Taken all together, the bankers who spoke at the Sanford C. Bernstein Strategic Decisions Conference over the past few days are waiting. They’re waiting for loan growth to come back. They’re waiting for the final rules on various regulatory changes. They’re waiting to see how much capital they’ll have to hold against loans and other investments.
JPMorgan Chase Chairman and CEO Jamie Dimon made it clear, if regulation and capital rules don’t go his way, the customer will pay. He can make up for lost revenue by raising prices on the services he provides. Dimon’s good news: “The new inventory of foreclosures will be lower 12 months from today than it is now.” At least he said the pace of new lending is picking up, and he thought the credit card business might finally see some growth by the end of the year.

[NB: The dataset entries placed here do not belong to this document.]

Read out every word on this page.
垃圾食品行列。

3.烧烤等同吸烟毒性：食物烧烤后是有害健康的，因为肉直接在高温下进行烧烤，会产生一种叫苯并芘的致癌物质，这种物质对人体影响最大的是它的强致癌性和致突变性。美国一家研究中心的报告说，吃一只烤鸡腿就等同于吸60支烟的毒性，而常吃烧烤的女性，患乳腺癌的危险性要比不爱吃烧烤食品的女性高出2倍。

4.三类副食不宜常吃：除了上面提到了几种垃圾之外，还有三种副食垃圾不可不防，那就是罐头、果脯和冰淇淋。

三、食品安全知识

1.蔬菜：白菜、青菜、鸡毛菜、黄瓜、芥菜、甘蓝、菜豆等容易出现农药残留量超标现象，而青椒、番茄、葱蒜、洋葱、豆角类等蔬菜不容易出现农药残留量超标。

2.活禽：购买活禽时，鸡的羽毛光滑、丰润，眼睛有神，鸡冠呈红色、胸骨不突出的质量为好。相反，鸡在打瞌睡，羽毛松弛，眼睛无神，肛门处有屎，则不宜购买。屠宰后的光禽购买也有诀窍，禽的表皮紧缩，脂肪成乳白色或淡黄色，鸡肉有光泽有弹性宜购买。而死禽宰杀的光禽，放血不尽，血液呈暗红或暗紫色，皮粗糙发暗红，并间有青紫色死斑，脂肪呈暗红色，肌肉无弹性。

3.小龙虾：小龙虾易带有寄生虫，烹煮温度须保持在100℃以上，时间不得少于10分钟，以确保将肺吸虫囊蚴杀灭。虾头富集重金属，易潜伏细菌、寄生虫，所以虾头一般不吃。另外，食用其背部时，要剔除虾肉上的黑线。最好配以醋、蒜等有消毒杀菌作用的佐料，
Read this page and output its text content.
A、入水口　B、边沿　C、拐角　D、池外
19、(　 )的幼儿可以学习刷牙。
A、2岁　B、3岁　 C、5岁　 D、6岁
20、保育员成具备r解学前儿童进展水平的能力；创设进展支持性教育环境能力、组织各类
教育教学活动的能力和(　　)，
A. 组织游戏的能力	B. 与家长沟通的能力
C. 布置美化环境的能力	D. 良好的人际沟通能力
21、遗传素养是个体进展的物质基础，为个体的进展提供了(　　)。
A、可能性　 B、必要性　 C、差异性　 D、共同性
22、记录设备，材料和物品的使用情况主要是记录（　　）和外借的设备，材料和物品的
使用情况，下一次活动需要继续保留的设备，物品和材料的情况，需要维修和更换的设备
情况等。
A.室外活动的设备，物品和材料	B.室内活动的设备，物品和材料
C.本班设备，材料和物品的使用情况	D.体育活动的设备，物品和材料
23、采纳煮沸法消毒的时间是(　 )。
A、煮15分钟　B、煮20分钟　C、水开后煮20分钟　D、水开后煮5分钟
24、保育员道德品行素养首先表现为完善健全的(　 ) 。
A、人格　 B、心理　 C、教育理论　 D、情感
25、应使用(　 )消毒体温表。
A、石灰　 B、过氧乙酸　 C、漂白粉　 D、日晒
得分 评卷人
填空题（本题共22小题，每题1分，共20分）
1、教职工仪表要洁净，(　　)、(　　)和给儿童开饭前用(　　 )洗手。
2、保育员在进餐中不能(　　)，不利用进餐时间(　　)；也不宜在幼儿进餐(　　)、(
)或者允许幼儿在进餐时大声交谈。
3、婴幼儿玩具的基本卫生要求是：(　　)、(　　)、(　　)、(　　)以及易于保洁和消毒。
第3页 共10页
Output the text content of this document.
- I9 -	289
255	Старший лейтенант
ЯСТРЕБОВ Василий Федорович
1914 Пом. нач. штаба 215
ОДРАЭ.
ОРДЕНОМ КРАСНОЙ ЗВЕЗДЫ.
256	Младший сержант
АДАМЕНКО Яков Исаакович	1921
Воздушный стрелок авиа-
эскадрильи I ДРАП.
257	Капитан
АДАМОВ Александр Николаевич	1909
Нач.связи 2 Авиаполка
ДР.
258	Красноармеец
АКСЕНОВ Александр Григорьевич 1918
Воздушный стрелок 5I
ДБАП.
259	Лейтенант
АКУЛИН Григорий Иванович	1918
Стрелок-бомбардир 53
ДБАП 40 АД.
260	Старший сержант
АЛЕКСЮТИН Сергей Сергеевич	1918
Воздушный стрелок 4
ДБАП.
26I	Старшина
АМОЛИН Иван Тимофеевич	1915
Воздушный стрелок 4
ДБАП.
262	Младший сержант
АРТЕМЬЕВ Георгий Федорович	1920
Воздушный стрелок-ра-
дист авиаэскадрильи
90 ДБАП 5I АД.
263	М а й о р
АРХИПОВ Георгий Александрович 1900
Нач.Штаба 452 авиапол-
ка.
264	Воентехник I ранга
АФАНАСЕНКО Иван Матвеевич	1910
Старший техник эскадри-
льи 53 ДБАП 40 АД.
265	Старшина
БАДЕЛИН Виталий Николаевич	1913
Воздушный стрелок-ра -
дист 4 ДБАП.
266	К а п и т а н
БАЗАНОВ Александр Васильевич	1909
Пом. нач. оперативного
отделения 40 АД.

That’s more than some of his peers could say. Bank of America CEO Brian Moynihan said he thought that new loans wouldn’t be able to counterweigh the effect of letting the bank’s portfolio of bad loans run off at the rate of about $20 billion a year. “But remember it cost us $1.8 billion [in charge offs] in the first quarter, so it's not a bad thing its going away," Moynihan added, referring to the fact that at least the bank is whittling away at its “runoff book”.
"Although it’ll be expensive for (the top four players)… it’ll be better for us than it is for (smaller banks)."
John Stumpf, Chairman and CEO of Wells Fargo also sounded as if loan growth was hard to come by as consumers have shed debt to the tune of $1 trillion and probably would continue to do so for a while. That didn’t phase him, “That doesn’t mean we can’t grow loans in that environment,” Stumpf said.
On the positive side, credit will continue to get better as long as there isn’t a significant bump up in unemployment, Stumpf said. His overall characterization of the recovery: “Bumpy…but on it’s way to improvement.”
It’s not just a mortgage issue in financial services. Saying that regulatory issues would increase the cost of doing business for global financial players, Goldman COO Gary Cohn couldn’t promise that the firm’s return-on-equity would creep above 15 percent. That’s a comedown from the heady days of 2007 when it topped 30 percent.
Cohn addressed the various investigations that Goldman is the object of, saying he thought all the information was already out there. Shortly after he spoke the news broke that the New York District Attorney will be examining Goldman’s actions leading up to the financial crisis.
For all the complaining about how regulation is hurting the business, one banker who sounded unconcerned was James Rohr, Chairman and CEO of PNC . “This regulation is going to hit the top four players differently than it hits us…and I think it lands on smaller banks very heavily,” Rohr said. “Although it’ll be expensive for us…it’ll be better for us than it is for them.”